Memasuki masa-masa Sekolah Menengah Atas ( SMA) saat itu kira-kira sekitar tahun
2018, aku memilih melanjutkan pendidikanku di SMAN 1 Betara, yang sekarang bernama
SMAN 6 Tanjung Jabung Barat. Perjalananku ke SMA biasa menggunakan alat transportasi
berupa motor, aku membawanya sendiri dari rumah. Yang memerlukan waktu 10 menit dari
rumahku untuk sampai ke sekolah.

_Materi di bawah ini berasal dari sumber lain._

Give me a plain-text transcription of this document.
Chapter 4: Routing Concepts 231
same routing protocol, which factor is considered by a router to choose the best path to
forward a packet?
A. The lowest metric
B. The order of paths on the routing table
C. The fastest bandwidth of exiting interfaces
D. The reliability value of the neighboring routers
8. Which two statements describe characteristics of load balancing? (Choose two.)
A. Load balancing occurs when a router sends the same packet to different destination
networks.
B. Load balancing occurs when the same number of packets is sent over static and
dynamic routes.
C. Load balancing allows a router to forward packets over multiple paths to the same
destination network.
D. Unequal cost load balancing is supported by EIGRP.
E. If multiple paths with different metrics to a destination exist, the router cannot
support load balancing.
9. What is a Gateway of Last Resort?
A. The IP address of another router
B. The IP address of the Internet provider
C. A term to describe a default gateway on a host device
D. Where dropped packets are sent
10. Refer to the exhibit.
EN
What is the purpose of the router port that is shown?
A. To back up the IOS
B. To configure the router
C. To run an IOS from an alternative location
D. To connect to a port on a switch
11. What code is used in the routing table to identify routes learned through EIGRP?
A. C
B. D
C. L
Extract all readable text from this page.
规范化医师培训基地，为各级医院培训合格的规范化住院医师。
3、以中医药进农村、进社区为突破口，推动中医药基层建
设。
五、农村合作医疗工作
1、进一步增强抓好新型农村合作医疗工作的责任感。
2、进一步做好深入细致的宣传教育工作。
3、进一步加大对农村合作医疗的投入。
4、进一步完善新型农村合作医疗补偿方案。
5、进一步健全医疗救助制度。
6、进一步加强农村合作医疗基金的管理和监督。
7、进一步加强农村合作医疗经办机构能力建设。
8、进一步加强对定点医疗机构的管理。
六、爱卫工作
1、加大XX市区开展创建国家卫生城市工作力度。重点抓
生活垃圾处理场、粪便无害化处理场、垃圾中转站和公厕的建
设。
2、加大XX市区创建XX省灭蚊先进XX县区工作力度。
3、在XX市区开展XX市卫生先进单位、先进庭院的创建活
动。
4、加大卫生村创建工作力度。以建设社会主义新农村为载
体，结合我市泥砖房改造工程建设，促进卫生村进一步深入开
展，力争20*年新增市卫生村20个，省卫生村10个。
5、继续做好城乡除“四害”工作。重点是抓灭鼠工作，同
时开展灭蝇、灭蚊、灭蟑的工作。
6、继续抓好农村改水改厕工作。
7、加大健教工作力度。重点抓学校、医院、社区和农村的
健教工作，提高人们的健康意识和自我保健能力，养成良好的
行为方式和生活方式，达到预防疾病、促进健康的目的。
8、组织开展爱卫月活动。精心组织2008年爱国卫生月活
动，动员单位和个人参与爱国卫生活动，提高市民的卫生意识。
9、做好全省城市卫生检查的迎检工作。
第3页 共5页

Banyak kenangan yang menakjubkan saat masa-masa
SMA, banyak teman-teman yang baru, suasana yang baru, dan guru-guru baru. Tetapi tidak
tahu mengapa dimasa SMA ini aku tidak seaktif saat MTs dan SD dulu. Saat MTs dan SD
dulu aku termasuk siswi yang aktif, tetapi saat memasuki masa SMA jiwa malasku mulai
muncul didiriku. Aku jarang mengikuti ekstrakulikuler dan malas menghadiri acara-acara
sekolah. Aku hanya belajar seperti biasa, istirahat saat jam istirahat, lalu pulang ke rumah.
Saat aku duduk di kelas X SMA ayahku mengalami sakit yang parah hingga harus dirawat di
rumah sakit di Jambi. Setelah keluar dari rumah sakit, ayahku kembali dibawa berobat ke
pulau Jawa oleh pamanku. Aku menjadi tidak fokus untuk belajar karena selalu teringat
kondisi ayahku dan aku selalu menangis saat pulang ke rumah. Mungkin hal itu merupakan
salah satu faktor yang menyebabkan kenapa aku menjadi siswi yang pemalas.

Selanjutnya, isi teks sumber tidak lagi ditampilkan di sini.